# Advice needed, new Father/Son archers



## lordjasper00 (Dec 27, 2007)

Right now the child just needs to shoot the bow and have fun. Remember that you only have about 2 minutes to teach your child. After that your child is not interested in lessons. Work on form. Remember your Child must have fun. Sighting and score will come later. Do not push sighting and score or you may take away the fun of shooting at that age. Get your child signed up in a JOAD, Junior Olympic Archery Development, Program. They will teach him how to properly shoot. Sometimes our children will listen to someone else and not us. This way you do not get frustrated. Rember to let your child have fun while shooting. Enjoy the time you have with him. It is very precious.


----------



## Stubby'smom (Mar 20, 2010)

Show him the very basics of how to stand and aim and just let him fling arrows. Obviously make sure and ingrain safety. That is the most important thing. Fun, fun, fun and safety.


----------



## alleycatdad (Aug 15, 2010)

You're right; he needs to hit to be hooked, but the secret at this age is not sighting in, rather, it's getting CLOSE to BIG targets. 5 yds is a long shot for a beginning kid; big balloons make great targets! Get too far back and his arrows won't stick anyway...

Steve


----------



## Just learnin (Sep 20, 2010)

Thanks all,

The trouble now is finding a place to shoot indoors due to cold temps. I found 2-3 places that have indoor abilities local. Having trouble contacting them due to the holiday, but thats to be expected.

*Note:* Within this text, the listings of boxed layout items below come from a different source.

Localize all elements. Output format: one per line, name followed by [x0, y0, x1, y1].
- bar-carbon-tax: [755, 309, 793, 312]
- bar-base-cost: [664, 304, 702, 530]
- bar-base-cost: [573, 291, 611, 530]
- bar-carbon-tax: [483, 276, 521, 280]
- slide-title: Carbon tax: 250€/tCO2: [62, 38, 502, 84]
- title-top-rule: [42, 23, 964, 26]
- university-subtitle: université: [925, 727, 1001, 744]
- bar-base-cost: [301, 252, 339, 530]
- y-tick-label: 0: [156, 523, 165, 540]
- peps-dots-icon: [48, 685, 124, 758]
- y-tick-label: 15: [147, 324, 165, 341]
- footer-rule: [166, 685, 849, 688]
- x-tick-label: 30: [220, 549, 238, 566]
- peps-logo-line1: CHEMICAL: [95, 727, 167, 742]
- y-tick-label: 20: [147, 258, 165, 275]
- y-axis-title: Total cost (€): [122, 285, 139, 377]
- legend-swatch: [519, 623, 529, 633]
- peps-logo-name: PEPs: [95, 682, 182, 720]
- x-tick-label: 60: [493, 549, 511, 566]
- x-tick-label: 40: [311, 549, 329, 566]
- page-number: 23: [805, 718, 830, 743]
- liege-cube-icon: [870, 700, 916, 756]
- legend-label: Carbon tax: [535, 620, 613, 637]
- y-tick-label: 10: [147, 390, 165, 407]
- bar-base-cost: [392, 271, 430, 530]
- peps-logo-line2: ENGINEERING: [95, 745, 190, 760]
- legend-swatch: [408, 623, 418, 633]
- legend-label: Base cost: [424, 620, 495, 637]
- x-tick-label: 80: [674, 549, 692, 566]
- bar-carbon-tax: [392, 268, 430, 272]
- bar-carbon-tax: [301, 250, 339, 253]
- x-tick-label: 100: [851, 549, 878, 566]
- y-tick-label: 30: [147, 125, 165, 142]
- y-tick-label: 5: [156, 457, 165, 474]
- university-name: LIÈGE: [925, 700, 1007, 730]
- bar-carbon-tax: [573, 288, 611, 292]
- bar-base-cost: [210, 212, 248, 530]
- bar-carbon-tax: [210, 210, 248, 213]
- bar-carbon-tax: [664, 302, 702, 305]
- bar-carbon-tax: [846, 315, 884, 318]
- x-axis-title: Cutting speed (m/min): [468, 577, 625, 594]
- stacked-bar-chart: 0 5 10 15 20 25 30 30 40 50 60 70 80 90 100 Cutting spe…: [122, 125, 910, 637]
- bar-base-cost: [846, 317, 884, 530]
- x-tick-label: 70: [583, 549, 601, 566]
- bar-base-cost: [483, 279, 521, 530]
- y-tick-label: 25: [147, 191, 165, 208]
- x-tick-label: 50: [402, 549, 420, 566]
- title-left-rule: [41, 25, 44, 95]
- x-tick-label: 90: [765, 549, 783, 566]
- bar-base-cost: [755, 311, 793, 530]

My basement is just not organized enough and to small to shoot in also. Plus I like the idea of going out and getting away from all the girls at home, my boy and I are outnumbered 2/4 lol. This way it's some good father/son time.

Charlie


----------



## alleycatdad (Aug 15, 2010)

We shoot in the basement at three and fiv e yards all the time. We can get to ten down there, but my youngest one shoots close and loves it!

Steve


----------



## Just learnin (Sep 20, 2010)

The first real shoot went very well!! He shot on and off for about 3hrs. Popped a couple balloons I brought and that got a big smile!! I kept asking if he was tired and of course "NO Dad, I'm fine lets shoot some more". I purchased some youth arrows for him and it made a big difference from the stock ones. When the owner asked if we wanted to shoot in the wed night youth league his little eyes lit right up. So I guess my wed nights will be shooting at the club. What have I done!!! LOL.


----------



## alleycatdad (Aug 15, 2010)

Go spend $10 at wally world on a box of clay targets and see what happens...

S


----------